Single days are not something to rush through impatiently. That single period is not one of those dreaded in-between stages. It cannot be compared to being in-between floors on an elevator or sitting in traffic on the way to work. It is the long scenic route. It is an amazing, exhausting hike.
My life will not begin when I get married. My life has already commenced wonderfully. This IS my life. G-d is gifting each single day to me for a reason.
And when you say Im Yirtza Hashem by You, I will nod in assent, because – yes, if G-d decides I’m ready, I would love to change my relationship status on facebook.
And I will wish you Mazel Tov at your l’chaim. Because I am truly, truly happy for you for having an exciting day and reaching an exciting milestone and taking another exciting step in G-d’s Divine plan of your life. And I will gaze upon your joy and only wish you gallons more of it.

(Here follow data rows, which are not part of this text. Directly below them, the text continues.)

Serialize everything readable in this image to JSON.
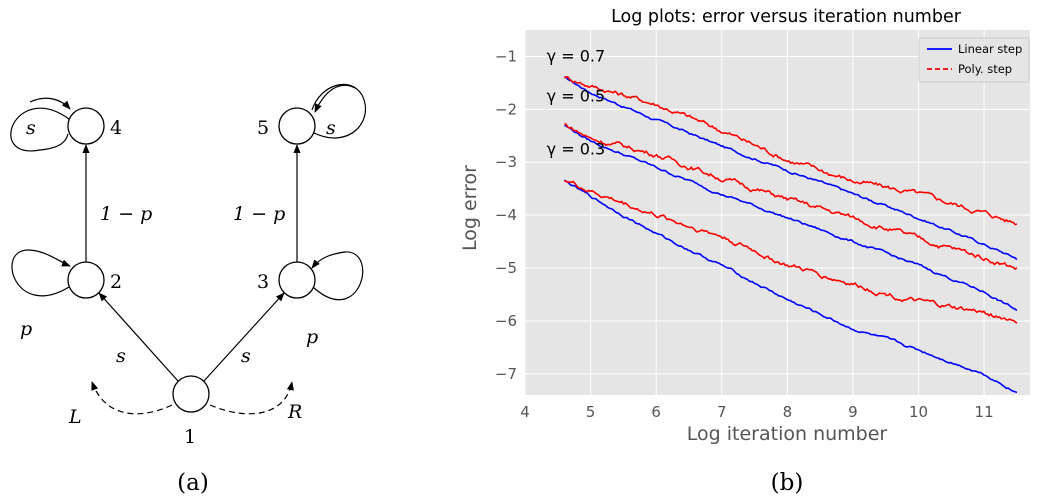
{
  "diagram": {
    "caption": "(a)",
    "nodes": [
      "4",
      "5",
      "2",
      "3",
      "1"
    ],
    "edge_labels": {
      "loop_4": "s",
      "loop_5": "s",
      "loop_2": "p",
      "loop_3": "p",
      "e_2_4": "1 − p",
      "e_3_5": "1 − p",
      "e_1_2": "s",
      "e_1_3": "s",
      "left": "L",
      "right": "R"
    }
  },
  "caption_b": "(b)",
  "chart_data": {
    "type": "line",
    "title": "Log plots: error versus iteration number",
    "xlabel": "Log iteration number",
    "ylabel": "Log error",
    "xlim": [
      4,
      11.7
    ],
    "ylim": [
      -7.4,
      -0.5
    ],
    "xticks": [
      4,
      5,
      6,
      7,
      8,
      9,
      10,
      11
    ],
    "yticks": [
      -7,
      -6,
      -5,
      -4,
      -3,
      -2,
      -1
    ],
    "grid": true,
    "legend": {
      "placement": "top-right",
      "entries": [
        {
          "label": "Linear step",
          "color": "#0000ff",
          "dash": "solid"
        },
        {
          "label": "Poly. step",
          "color": "#ff0000",
          "dash": "dashed"
        }
      ]
    },
    "annotations": [
      {
        "text": "γ = 0.7",
        "x": 4.33,
        "y": -1.1
      },
      {
        "text": "γ = 0.5",
        "x": 4.33,
        "y": -1.85
      },
      {
        "text": "γ = 0.3",
        "x": 4.33,
        "y": -2.85
      }
    ],
    "series": [
      {
        "name": "Linear step",
        "group": "γ = 0.7",
        "color": "#0000ff",
        "x": [
          4.6,
          5.0,
          6.0,
          7.0,
          8.0,
          9.0,
          10.0,
          11.0,
          11.5
        ],
        "y": [
          -1.4,
          -1.68,
          -2.2,
          -2.7,
          -3.15,
          -3.6,
          -4.05,
          -4.55,
          -4.82
        ]
      },
      {
        "name": "Poly. step",
        "group": "γ = 0.7",
        "color": "#ff0000",
        "x": [
          4.6,
          5.0,
          6.0,
          7.0,
          8.0,
          9.0,
          10.0,
          11.0,
          11.5
        ],
        "y": [
          -1.38,
          -1.55,
          -1.9,
          -2.4,
          -2.95,
          -3.35,
          -3.6,
          -3.95,
          -4.15
        ]
      },
      {
        "name": "Linear step",
        "group": "γ = 0.5",
        "color": "#0000ff",
        "x": [
          4.6,
          5.0,
          6.0,
          7.0,
          8.0,
          9.0,
          10.0,
          11.0,
          11.5
        ],
        "y": [
          -2.3,
          -2.6,
          -3.1,
          -3.6,
          -4.05,
          -4.5,
          -4.95,
          -5.45,
          -5.8
        ]
      },
      {
        "name": "Poly. step",
        "group": "γ = 0.5",
        "color": "#ff0000",
        "x": [
          4.6,
          5.0,
          6.0,
          7.0,
          8.0,
          9.0,
          10.0,
          11.0,
          11.5
        ],
        "y": [
          -2.28,
          -2.55,
          -2.85,
          -3.3,
          -3.7,
          -4.05,
          -4.45,
          -4.8,
          -5.0
        ]
      },
      {
        "name": "Linear step",
        "group": "γ = 0.3",
        "color": "#0000ff",
        "x": [
          4.6,
          5.0,
          6.0,
          7.0,
          8.0,
          9.0,
          10.0,
          11.0,
          11.5
        ],
        "y": [
          -3.35,
          -3.65,
          -4.35,
          -4.95,
          -5.6,
          -6.15,
          -6.55,
          -7.0,
          -7.35
        ]
      },
      {
        "name": "Poly. step",
        "group": "γ = 0.3",
        "color": "#ff0000",
        "x": [
          4.6,
          5.0,
          6.0,
          7.0,
          8.0,
          9.0,
          10.0,
          11.0,
          11.5
        ],
        "y": [
          -3.32,
          -3.55,
          -4.0,
          -4.4,
          -4.95,
          -5.3,
          -5.65,
          -5.85,
          -6.0
        ]
      }
    ]
  }
}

And then, I will wish myself Mazel Tov for the same things. I, too, have had an exciting day and have reached an exciting milestone (hey, I lost .5 lbs!) and have taken another exciting step in G-d’s plan of my life. I too, have a lot to look forward to and am commencing a wonderful journey.
So Mazel Tov, Mazel Tov! Because every one of us has so much to be grateful for and could all use a little mazel. May we all find what we are looking for, but on the way there, be able to truly enjoy and utilize the trip.